Tencent open-sources Hy4-preview, a 770B-parameter MoE flagship model
Tencent released Hy4-preview, a 770B-parameter Mixture-of-Experts model with 49B activated parameters and 1M context length, under Apache-2.0 on Hugging Face, ModelScope, GitCode, and CNB. The release includes FP8 quantized weights and supports vLLM and SGLang deployment.
China context
- Original name
- 腾讯混元 Hy4-preview
- Outside China
- Open weights · huggingface.co
- Claims
- Company-reported; not yet independently evaluated
- For builders
- Builders can self-host Hy4-preview using vLLM or SGLang and fine-tune it under Apache-2.0, avoiding API rate limits and data-sharing requirements. The 1M context length and MoE efficiency make it suitable for long-document processing and agentic workflows.
- For investors
- Tencent's open-weights release intensifies competition in the frontier open-source model market, which may compress margins for API-only providers. Investors should monitor adoption metrics on Hugging Face and downstream enterprise deployments.
Tencent's Hy Team open-sourced Hy4-preview, a new-generation MoE flagship model with 770B total parameters, 49B activated per token, and a 1M context window. The model uses Gated DeepSeek Sparse Attention with IndexCache and identity Hyper-Connections. It is available on Hugging Face, ModelScope, GitCode, and CNB, with FP8 quantized weights and deployment recipes for vLLM and SGLang.
Hy4-preview uses a 78-layer backbone with 256 routed experts and 1 shared expert per MoE layer, activating top-8 routed experts per token. It includes a native MTP layer (10B total, 0.7B activated) for speculative decoding. Attention uses Gated DSA with 64 heads, query compression dimension 2048, key-value compression 512, and indexer top-k 2048. Residual streams are 4, and vocabulary size is 120,832.

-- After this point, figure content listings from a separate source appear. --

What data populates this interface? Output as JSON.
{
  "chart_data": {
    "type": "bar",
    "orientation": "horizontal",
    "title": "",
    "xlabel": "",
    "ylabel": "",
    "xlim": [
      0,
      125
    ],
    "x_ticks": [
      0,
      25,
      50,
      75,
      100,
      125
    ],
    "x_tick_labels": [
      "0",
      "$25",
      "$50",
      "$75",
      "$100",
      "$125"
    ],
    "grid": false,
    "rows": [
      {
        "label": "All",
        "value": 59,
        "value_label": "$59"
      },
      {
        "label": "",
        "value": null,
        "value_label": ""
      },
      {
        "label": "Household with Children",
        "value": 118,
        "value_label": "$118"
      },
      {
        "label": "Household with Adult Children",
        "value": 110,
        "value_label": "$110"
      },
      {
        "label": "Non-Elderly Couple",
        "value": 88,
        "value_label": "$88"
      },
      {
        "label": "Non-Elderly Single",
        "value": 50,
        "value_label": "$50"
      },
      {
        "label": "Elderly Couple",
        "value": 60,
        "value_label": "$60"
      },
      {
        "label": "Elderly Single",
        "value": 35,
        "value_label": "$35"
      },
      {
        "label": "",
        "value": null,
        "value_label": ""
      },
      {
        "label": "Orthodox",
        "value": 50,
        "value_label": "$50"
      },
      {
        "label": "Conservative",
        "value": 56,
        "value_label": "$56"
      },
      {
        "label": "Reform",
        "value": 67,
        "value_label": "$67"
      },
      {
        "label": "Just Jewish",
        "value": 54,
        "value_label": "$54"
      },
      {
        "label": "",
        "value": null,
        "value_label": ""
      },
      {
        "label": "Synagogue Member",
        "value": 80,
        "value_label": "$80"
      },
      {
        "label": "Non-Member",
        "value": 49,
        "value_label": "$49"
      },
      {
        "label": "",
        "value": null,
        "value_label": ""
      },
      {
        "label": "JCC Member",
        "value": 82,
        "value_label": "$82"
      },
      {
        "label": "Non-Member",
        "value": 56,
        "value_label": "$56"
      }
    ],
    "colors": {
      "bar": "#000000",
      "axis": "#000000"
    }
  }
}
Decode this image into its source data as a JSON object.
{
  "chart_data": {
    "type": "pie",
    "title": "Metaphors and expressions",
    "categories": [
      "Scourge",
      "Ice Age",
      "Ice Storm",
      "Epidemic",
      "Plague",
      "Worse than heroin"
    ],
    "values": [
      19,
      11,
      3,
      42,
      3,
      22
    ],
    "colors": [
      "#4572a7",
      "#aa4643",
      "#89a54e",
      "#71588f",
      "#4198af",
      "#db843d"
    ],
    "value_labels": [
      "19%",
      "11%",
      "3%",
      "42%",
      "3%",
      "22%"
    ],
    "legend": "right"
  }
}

Developers outside China gain immediate access to a frontier-scale open-weights model with Apache-2.0 licensing, enabling self-hosted deployment and fine-tuning without API costs or data-sharing constraints. This pressures other open-weights providers to match parameter scale and context length while offering permissive licenses.
Enterprises can deploy Hy4-preview on their own infrastructure, reducing per-token costs compared to API-based frontier models and avoiding data egress. The model's focus on software engineering, office analysis, game development, and scientific research targets high-value productivity use cases.
Tencent states it will continue iterating on Hy4-preview, addressing known issues such as over-reasoning and over-verification. The model is co-designed with Tencent products CodeBuddy and WorkBuddy, suggesting future integration into enterprise workflows. Independent benchmarks and community evaluations will be key signals for adoption.